Time to move on from Google Play Music – FOR REAL THIS TIME

I’m not waiting for Tuesday’s release of the eventual successor to Google Play Music. Ever since the horrendous Google Buzz came and went, and the completely unnecessary and lamentable death of Google Reader, I have known this day would come. And yet, I, like the gullible rube that I am, made my commitment, uploaded thousands and thousands of songs and made Google Play Music an appendage of my very self. throughout my entire post-adolescent life, I have had need of a massive yet portable music collection that needs to be me with me at all times. In the 80’s, this meant a stack of records, which quickly gave way to multiple bread racks of cassette tapes. All the while, I was more interested in the rare bootlegs and b-sides and non-sanctioned, unofficial releases. In Philadelphia (Valley Forge, really) we had a record convention every Thanksgiving where I could find CDs and cassettes of the finest bootlegs from Pink Floyd, Mahavishnu, the Grateful Dead and Gabriel-era Genesis. There is a set of Pink Vinyl from the Roger Waters-less Pink Floyd of the 80’s, and many plain white sleeves containing scratchy recordings of this or that band. Double CD bootlegs, some from radio recordings or soundboards, and some from the audience (complete with ecstatic cries and drug-induced witticisms) could be obtained for $45. $25 for a single disc. And the collection gradually grew and grew and grew.

And then downloading and streaming music came along. Google Play Music arrived as a locker service, which worked fine for me since I had been gradually transferring the entire behemoth of a collection onto mp3 so i could carry it around on my chunky iPod clone. There were actual Apple branded iPods eventually, but the collection was always too big for the storage options I could afford. So a portion was portable and the rest was at home, saved on CDs, CD ROMs, DVDs, hard drives, and cassettes and LPs in the basement.

So when the locker service started, I was well-positioned to spend a night or two slowly uploading all of those mp3’s i had lovingly created from half decades of collecting.

And tonight, I am now DOWNloading all of those titles and more, pulling the data down from the Google “cloud” to be deployed to the Apple “cloud” because Google (a) doesn’t know shit about streaming music services, and (b) doesn’t really care. So, the symmetry of that long, long upload a few years ago, and now a long long download is somewhat poetic.

I knew this would happen. From the very beginning, I fretted about it. I said, out loud to countless people, “Google had better not discontinue this service. If they do, I’m going to be really screwed!”

Welp, I’m really screwed. Replacement service is starting on Tuesday, and the rumor is that Google Play Music will cease to exist by the end of the year. For fuck’s sake!

I had an inkling, recently, that this might be coming. It was not a coherent thought, but more an urge to explore the Apple Music service (using their 90 day promo period) so that I could compare and contrast.

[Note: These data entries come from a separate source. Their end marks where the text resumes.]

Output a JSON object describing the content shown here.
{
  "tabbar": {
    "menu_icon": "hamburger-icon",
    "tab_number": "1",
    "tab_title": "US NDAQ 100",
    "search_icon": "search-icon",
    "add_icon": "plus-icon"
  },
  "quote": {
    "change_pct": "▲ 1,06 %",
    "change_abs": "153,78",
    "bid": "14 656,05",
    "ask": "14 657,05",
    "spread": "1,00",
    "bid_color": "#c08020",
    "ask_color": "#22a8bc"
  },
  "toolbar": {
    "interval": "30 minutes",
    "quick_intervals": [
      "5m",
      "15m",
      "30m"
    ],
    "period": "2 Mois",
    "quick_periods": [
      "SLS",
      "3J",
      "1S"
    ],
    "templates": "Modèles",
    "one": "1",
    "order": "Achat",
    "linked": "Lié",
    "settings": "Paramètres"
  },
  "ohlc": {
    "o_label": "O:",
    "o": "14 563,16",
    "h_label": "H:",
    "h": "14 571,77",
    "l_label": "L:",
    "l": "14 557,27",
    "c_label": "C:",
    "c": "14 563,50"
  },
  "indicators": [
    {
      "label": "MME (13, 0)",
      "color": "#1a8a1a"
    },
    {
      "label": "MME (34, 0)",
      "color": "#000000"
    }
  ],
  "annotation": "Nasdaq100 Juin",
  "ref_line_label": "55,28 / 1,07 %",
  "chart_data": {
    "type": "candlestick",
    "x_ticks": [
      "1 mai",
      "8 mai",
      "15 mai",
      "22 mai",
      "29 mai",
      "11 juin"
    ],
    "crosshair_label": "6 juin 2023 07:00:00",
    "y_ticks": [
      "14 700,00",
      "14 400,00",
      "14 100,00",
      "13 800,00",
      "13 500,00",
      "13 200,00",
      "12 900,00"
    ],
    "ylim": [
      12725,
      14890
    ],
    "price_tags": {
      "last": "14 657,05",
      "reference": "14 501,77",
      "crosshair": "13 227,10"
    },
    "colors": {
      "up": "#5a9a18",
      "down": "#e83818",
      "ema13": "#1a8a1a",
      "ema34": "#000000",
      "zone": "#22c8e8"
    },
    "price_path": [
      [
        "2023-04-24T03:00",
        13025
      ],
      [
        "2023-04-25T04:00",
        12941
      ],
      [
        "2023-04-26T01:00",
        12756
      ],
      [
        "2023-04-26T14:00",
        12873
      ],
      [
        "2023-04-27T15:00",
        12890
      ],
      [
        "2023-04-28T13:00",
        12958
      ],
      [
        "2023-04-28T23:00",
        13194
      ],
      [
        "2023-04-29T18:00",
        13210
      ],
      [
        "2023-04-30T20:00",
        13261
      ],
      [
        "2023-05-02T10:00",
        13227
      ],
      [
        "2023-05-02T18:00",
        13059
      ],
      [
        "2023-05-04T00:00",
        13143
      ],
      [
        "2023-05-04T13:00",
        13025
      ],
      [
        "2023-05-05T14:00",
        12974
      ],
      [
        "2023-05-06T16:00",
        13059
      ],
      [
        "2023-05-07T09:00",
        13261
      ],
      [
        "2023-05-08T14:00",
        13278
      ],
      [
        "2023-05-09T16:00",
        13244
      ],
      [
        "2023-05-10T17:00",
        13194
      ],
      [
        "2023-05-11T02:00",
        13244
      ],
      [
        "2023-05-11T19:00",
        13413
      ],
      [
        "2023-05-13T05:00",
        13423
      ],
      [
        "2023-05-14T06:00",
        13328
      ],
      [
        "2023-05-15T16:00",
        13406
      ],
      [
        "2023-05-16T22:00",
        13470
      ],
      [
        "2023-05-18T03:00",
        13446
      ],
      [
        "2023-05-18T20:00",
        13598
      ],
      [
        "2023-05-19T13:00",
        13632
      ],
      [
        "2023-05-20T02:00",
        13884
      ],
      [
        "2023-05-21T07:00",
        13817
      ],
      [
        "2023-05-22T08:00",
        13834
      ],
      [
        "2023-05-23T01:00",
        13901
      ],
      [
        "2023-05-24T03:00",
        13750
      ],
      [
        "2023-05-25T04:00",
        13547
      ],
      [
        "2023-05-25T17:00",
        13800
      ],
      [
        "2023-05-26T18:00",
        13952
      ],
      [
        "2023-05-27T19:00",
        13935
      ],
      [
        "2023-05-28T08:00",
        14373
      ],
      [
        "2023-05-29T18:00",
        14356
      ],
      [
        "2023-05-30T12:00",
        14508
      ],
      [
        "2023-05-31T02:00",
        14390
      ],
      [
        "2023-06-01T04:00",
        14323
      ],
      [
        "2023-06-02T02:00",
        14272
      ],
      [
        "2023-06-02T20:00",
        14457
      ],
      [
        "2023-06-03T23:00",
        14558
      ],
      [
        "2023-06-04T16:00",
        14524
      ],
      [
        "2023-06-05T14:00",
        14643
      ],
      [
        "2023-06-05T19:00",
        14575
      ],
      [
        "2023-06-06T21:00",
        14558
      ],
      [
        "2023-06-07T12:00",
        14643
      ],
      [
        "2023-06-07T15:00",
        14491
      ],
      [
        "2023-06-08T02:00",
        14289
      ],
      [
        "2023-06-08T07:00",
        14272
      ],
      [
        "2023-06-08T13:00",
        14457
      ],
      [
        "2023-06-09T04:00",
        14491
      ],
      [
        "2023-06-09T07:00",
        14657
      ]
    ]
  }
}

Fortunately, it’s fine, it works, it does what it’s supposed to, and there are no significant drawback compared to the Google product. I like having a standalone app to listen with on my laptop, but iTunes is slow and has a confusing layout. So while the overall Apple experience is better because of a more elegant layout (I know, shocking!), I wish iTunes were a bit more intuitive and straightforward in its layout.

Now that expiration of Google Play Music seems imminent, I’m glad I got the hands-on experience of using Apple Music. I treated the trial period as if I were making a switch, so I uploaded LOTS (but not all) of my music that isn’t available on Apple. When I realized that there was not a significant difference in the services, i decided to stay with Google. I think I had an Android phone at the time. As I now prepare to reactivate that account I have no idea if those uploads will still be there.

Google has an option for me to download my whole collection of over 18,000 tracks, which process is currently in its ninth hour and counting. The problem is that all of the tracks are being dumped into a folder with no attempt at organization. The hope would be that I could just drag and drop the whole download into iTunes, but I have a feeling the songs that have already been uploaded will now appear twice. That would be typical Apple. It’s a company that spends so much time trying to make things easy that it often locks out or makes exceedingly difficult any use of its products that deviates from the narrow user experience envisioned by the developers.